Quick question about TT

[hgm]

So, you have a clue that the best SEE capture produced a pretty high fail-high bound at the next ply, how do you decide what to store in the hash move? Not by comparing fail-soft bounds, so what is left? It is one thing to know that one move looks bad, but that doesn't help figure out which one will look good.

Well, you could for instance store the first move in the static ordering with a bound that is not very much below what you need.

Of course bringing a single not-already-known-to-be-bad move in front as hash move is of course only of limited usefulness. If that move did not work (which is very likely), the known-to-be-bad moves will still be searched as second, third, etc., before you get to moves tht t least stand a chance.

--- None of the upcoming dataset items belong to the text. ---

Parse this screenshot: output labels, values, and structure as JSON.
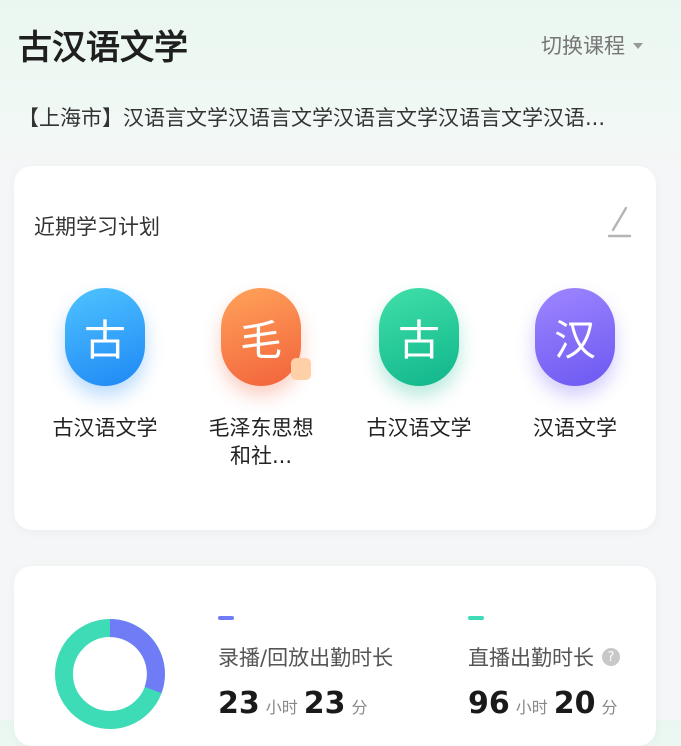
{
  "header": {
    "title": "古汉语文学",
    "switch_label": "切换课程",
    "subtitle": "【上海市】汉语言文学汉语言文学汉语言文学汉语言文学汉语..."
  },
  "plan": {
    "title": "近期学习计划",
    "courses": [
      {
        "char": "古",
        "name": "古汉语文学",
        "color": "#2196f3"
      },
      {
        "char": "毛",
        "name_line1": "毛泽东思想",
        "name_line2": "和社...",
        "color": "#f4733f"
      },
      {
        "char": "古",
        "name": "古汉语文学",
        "color": "#17c08f"
      },
      {
        "char": "汉",
        "name": "汉语文学",
        "color": "#7561f3"
      }
    ]
  },
  "stats": {
    "recorded": {
      "label": "录播/回放出勤时长",
      "hours": "23",
      "hour_unit": "小时",
      "minutes": "23",
      "minute_unit": "分",
      "color": "#6f7cf6"
    },
    "live": {
      "label": "直播出勤时长",
      "hours": "96",
      "hour_unit": "小时",
      "minutes": "20",
      "minute_unit": "分",
      "color": "#3ddbb6"
    }
  }
}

So perhaps it would be better to do a single iteration at d=1 of all the moves, and sort those that have upper-bounds < alpha-150 to the back, but keep static move ordering for the others. A sort of IID not to get the best move, but to weed out the really poor ones. Normally the d=1 iteration would be completely satisfied from hash, of course, at a draft of N-1.

[bob]

So, you have a clue that the best SEE capture produced a pretty high fail-high bound at the next ply, how do you decide what to store in the hash move? Not by comparing fail-soft bounds, so what is left? It is one thing to know that one move looks bad, but that doesn't help figure out which one will look good.

Well, you could for instance store the first move in the static ordering with a bound that is not very much below what you need.

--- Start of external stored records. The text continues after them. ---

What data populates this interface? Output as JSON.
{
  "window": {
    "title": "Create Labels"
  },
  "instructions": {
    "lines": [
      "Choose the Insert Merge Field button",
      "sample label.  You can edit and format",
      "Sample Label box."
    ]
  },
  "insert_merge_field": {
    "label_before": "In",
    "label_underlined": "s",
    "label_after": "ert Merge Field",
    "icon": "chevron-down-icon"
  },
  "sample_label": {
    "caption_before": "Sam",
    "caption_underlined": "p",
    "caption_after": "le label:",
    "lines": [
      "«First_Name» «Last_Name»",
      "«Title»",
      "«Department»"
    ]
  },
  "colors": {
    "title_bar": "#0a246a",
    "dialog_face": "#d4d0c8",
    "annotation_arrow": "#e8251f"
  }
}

You _could_. You also _could_ put your foot under a running lawnmower, because there is no law that says you can't. But there is very little information in that "bound" you are quoting. A legitimate try would be to store the first move you searched, since that is the move you search with no ordering information. That might be an existing hash move or it might come from the static move ordering. But I would not use the fail-soft bounds for making that decision because they are very inaccurate.

Of course bringing a single not-already-known-to-be-bad move in front as hash move is of course only of limited usefulness. If that move did not work (which is very likely), the known-to-be-bad moves will still be searched as second, third, etc., before you get to moves tht t least stand a chance.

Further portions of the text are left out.